You’ve been so versatile: you’ve done soundtrack and scoring work for film, you’ve been a sideman playing huge arenas for Paul Simon and Bon Iver, you’ve done classical interpretation with your own band yMusic. You can work anywhere and you have. But this record was produced in Minneapolis, and you debuted it at First Avenue. A lot of your music community is based in the Midwest. Why do you keep coming back? Are you seeking some kind of constraint?

Let me think about that. [Waits a minute.] I think the opposite.

I think I was drawn to Minneapolis because in New York, there’s a jazz community, there’s a classical community, there’s a sort of indie rock community, it’s all very clubby and factionalized. In Minneapolis there’s not even a music community—there’s an art community, that you’re a part of, that Trever is a part of, that Justin is a part of, that Ryan seems to be the focus of. But there’s also Mike Lewis, who’s like the best jazz musician I’ve ever met, and I met him in a rock band where he played bass, right? And Kate Nordstrum, with festivals like this one, and Liquid Music, which was the most interestingly curated series that I’ve ever been a part of. It just seems like there is an artistic and music community that is open to anything. Any kind of sound, any kind of ideas, and really attracted to newness. And that’s what drew me here.

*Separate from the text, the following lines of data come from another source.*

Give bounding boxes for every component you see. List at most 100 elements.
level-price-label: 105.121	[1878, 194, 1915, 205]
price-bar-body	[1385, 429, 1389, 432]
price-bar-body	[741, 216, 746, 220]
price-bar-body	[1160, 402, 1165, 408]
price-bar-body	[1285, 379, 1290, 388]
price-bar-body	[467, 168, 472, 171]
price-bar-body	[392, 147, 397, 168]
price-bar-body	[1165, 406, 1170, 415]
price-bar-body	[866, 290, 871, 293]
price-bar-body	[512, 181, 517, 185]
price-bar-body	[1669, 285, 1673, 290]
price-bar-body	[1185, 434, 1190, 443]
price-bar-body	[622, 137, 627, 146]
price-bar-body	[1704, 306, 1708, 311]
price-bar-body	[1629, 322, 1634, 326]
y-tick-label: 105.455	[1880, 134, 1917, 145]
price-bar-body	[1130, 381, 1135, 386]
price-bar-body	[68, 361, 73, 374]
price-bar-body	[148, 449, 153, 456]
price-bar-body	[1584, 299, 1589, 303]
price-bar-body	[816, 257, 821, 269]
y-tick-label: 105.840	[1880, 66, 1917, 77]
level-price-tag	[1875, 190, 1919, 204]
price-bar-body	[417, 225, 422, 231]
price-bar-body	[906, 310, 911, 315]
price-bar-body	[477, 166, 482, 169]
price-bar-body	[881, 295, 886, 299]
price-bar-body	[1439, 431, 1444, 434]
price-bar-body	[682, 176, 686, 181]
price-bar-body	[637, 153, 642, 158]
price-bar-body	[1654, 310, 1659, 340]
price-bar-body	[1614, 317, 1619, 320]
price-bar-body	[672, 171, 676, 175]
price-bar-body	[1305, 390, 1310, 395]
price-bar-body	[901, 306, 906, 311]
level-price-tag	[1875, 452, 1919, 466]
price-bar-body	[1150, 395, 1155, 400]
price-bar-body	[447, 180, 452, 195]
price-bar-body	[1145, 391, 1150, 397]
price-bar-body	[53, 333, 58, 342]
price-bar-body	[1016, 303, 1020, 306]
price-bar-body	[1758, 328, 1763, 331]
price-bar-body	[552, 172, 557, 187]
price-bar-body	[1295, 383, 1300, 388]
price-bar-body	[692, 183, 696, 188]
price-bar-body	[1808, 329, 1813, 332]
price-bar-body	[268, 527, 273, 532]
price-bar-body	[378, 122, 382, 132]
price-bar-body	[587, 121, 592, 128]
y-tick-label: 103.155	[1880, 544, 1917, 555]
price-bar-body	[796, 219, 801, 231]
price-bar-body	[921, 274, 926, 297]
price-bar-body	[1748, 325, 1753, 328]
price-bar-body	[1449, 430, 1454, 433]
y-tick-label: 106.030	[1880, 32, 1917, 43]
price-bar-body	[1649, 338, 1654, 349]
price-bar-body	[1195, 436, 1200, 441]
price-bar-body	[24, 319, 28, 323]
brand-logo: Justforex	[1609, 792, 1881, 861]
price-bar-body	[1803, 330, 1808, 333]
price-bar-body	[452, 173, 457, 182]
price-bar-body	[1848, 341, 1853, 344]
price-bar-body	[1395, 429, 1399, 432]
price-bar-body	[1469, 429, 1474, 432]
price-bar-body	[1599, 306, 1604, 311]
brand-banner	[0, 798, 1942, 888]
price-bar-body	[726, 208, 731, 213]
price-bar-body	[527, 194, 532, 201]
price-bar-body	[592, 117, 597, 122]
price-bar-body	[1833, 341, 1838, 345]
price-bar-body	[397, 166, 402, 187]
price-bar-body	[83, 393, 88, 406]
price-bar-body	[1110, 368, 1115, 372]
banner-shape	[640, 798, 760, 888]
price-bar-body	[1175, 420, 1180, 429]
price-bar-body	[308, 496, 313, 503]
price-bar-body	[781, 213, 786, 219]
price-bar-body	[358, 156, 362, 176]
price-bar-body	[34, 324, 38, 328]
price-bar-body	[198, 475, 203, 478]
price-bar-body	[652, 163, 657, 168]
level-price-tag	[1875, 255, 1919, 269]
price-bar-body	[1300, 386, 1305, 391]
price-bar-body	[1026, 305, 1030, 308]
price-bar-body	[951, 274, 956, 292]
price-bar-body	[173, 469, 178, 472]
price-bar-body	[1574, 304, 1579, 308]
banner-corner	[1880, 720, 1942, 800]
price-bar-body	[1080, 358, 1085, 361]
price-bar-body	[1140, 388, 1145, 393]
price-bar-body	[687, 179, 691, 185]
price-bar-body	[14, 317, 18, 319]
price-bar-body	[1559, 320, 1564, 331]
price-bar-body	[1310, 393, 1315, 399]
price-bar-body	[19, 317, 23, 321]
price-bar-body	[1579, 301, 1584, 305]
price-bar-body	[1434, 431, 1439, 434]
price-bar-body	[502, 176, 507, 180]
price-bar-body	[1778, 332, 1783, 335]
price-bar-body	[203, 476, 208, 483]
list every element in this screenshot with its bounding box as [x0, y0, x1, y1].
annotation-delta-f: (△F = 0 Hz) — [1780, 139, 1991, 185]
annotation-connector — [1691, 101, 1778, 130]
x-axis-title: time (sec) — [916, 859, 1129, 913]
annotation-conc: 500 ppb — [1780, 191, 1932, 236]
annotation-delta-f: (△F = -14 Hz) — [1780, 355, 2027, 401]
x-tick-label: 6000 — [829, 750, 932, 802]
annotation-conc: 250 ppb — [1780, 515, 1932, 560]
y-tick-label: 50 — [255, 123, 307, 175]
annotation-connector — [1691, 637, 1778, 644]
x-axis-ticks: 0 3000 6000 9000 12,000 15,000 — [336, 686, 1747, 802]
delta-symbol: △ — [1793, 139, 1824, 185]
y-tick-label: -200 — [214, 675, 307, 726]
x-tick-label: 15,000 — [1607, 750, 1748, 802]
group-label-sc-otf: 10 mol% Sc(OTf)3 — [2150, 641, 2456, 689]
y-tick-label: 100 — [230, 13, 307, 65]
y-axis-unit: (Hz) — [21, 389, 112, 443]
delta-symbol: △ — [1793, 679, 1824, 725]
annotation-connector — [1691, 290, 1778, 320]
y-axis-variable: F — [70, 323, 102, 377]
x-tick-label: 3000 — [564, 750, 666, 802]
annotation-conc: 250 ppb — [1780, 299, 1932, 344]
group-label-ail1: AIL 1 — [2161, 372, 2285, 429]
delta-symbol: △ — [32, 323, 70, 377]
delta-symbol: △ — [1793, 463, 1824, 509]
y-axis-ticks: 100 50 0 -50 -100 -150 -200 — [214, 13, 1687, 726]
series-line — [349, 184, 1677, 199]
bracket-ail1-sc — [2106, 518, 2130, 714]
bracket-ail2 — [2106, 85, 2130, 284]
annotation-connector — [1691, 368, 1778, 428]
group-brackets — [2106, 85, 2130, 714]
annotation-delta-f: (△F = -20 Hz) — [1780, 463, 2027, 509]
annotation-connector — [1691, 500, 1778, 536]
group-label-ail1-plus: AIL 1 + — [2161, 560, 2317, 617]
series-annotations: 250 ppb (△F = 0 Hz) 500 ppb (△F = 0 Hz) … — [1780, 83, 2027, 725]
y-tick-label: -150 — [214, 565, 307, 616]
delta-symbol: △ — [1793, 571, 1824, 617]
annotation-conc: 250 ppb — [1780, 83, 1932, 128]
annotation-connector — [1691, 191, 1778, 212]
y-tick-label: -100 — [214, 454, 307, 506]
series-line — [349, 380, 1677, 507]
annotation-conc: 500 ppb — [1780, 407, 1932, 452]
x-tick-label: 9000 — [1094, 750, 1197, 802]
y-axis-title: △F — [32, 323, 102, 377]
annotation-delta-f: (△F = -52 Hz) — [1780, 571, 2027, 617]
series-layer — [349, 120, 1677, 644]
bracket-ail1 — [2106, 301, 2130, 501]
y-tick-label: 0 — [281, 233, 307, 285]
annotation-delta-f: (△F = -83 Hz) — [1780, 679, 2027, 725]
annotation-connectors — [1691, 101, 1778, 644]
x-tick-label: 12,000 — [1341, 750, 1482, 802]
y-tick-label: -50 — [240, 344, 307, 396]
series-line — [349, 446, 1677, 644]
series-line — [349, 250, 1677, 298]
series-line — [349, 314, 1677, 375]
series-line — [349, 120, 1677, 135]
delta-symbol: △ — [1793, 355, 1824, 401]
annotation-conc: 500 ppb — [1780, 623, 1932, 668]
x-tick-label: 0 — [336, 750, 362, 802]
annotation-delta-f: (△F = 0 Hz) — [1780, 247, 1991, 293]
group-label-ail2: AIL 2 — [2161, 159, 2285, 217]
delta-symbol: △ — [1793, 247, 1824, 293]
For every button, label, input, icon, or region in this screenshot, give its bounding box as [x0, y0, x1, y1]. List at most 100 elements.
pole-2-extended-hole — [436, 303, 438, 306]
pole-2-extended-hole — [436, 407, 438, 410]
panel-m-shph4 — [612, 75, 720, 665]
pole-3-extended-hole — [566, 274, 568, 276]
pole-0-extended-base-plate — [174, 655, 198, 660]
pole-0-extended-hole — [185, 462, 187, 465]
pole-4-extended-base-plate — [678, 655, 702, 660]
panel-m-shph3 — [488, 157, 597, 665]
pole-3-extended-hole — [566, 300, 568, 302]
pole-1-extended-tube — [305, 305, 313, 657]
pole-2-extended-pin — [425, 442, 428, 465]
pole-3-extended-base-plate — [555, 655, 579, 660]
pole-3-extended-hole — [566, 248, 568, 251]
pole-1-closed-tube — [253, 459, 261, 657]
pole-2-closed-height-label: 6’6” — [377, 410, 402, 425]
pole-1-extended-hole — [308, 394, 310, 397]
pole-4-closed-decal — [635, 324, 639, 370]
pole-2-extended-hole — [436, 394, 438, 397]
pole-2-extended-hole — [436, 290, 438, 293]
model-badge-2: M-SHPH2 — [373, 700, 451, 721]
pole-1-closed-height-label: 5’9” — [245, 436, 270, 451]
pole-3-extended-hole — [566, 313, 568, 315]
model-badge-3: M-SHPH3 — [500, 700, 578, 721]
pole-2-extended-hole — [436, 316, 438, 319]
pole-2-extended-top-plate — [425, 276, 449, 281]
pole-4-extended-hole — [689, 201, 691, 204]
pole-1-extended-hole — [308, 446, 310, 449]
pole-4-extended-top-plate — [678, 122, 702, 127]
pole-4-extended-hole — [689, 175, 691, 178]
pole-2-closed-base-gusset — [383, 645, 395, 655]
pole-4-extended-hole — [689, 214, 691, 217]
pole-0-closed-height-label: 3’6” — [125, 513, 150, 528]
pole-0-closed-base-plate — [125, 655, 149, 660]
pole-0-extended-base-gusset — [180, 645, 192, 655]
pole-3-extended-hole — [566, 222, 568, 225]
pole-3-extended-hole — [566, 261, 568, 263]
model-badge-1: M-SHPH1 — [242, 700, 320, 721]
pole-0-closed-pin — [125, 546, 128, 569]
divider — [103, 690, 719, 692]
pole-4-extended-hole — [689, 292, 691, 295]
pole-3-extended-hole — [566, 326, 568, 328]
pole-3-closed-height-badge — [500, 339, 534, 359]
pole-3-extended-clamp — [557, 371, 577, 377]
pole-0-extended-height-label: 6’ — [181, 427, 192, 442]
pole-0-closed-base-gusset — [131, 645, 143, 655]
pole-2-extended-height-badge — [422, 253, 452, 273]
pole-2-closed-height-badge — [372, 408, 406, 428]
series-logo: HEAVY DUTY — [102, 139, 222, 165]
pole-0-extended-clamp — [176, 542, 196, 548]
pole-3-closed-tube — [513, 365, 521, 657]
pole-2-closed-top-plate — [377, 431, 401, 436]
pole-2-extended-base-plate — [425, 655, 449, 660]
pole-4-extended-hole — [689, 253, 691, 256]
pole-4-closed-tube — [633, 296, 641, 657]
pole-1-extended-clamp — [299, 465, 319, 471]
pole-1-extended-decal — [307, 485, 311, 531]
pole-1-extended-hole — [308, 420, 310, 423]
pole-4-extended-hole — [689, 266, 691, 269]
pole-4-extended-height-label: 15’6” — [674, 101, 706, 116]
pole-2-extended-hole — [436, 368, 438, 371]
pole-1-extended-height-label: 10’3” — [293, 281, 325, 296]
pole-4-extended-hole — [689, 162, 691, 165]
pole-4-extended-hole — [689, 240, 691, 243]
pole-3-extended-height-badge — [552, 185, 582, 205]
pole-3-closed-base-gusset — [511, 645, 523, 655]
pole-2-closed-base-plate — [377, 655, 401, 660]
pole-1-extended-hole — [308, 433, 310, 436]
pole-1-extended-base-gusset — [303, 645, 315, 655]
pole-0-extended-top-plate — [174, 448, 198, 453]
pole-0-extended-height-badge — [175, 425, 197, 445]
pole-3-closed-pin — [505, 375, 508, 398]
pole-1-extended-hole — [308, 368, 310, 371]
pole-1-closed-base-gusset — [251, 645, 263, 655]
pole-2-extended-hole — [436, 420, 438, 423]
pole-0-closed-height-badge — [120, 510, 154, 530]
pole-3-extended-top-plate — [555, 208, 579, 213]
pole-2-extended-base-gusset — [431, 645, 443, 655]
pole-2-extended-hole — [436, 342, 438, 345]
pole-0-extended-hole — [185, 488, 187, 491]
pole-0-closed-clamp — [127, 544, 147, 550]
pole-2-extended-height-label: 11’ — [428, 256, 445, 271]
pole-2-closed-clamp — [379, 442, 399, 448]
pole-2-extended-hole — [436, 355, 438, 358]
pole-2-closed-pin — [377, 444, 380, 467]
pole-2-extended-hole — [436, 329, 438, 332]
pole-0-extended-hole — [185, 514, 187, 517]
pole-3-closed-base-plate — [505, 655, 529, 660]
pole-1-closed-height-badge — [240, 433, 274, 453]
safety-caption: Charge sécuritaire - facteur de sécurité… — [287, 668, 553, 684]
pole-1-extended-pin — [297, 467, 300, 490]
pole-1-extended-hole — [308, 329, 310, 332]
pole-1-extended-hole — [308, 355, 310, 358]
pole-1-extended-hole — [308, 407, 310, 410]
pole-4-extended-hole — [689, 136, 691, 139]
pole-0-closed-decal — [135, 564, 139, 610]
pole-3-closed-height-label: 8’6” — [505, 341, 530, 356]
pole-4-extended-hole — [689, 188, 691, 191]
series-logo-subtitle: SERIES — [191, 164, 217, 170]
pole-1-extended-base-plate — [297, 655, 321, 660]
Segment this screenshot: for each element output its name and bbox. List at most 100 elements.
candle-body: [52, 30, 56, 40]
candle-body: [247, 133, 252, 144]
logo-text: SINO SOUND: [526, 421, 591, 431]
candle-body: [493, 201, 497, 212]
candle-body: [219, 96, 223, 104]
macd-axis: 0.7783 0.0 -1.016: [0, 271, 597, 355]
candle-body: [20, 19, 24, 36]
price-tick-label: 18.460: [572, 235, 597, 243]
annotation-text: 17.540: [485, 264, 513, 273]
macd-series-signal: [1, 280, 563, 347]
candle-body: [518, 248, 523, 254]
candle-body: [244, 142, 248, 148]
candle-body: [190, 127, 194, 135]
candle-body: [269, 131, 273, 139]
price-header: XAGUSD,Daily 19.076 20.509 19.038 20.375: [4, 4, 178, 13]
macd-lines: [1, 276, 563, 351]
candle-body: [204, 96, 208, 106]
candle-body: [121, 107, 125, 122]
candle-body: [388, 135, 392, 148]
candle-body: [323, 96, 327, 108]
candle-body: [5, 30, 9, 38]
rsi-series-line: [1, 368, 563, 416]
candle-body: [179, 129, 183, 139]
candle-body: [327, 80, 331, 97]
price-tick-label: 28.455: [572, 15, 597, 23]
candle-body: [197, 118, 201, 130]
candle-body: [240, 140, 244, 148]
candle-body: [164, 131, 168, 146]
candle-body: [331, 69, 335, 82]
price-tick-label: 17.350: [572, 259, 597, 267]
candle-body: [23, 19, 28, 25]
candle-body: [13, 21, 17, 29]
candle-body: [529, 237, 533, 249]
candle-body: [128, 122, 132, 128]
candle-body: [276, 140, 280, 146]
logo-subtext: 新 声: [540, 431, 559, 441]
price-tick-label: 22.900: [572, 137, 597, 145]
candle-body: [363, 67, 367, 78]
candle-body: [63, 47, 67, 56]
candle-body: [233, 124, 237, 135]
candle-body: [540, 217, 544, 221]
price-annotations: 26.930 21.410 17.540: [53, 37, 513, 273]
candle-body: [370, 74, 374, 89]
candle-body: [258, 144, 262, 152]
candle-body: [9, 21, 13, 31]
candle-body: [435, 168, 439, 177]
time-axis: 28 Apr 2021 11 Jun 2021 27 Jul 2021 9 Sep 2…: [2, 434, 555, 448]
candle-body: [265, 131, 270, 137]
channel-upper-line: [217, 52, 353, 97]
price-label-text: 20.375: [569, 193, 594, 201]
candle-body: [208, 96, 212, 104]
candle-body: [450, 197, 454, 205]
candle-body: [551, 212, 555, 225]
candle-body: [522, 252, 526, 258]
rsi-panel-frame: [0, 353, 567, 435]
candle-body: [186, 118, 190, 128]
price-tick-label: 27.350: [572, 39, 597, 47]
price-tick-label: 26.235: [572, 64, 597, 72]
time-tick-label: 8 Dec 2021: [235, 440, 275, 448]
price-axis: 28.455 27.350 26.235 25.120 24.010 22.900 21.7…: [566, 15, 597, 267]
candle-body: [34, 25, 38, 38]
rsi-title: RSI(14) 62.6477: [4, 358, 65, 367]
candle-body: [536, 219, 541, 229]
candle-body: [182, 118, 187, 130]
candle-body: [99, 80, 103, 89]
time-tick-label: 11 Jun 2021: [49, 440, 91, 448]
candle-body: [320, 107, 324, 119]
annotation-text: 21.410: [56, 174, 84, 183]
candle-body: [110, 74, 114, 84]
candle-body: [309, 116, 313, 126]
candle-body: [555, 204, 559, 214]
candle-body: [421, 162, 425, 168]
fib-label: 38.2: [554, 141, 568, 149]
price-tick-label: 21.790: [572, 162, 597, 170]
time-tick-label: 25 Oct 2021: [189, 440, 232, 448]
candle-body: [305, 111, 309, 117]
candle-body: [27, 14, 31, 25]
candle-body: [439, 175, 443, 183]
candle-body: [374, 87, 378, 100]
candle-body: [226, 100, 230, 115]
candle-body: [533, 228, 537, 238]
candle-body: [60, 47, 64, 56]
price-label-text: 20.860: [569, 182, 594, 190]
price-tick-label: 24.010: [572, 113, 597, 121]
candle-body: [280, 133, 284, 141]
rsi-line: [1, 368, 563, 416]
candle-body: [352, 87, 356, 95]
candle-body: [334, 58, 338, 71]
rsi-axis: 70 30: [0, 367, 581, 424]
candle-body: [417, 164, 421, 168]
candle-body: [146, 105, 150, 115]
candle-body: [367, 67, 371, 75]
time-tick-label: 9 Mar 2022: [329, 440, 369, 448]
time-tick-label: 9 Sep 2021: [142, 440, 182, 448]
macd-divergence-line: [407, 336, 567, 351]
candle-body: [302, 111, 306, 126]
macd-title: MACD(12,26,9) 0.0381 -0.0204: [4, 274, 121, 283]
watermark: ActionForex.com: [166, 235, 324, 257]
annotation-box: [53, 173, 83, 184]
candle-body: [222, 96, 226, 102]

And it’s also so supportive of anybody coming there to do something new. In New York you don’t really have that kind of community. Maybe some people have it, but I’ve never seen it. I think that it existed in the 80s when it was cheaper and more reasonable place to live. It’s not the case anymore. There’s not a lot of crossing over between clubs. And Minneapolis just felt like if I’m doing a song, that leans jazzy, there’s the best people for that, that will also understand this other sensibility. And it just seems like the right mix of people who didn’t judge things. I think about Justin and every single Bon Iver record he ever makes will be radically different in sound and production and it will be a new way of presenting his voice. And I hope that the same will be said about my project and I can’t imagine realizing that in any other musical community. It really feels like an accepting, supportive, informed and open place, to go and make things.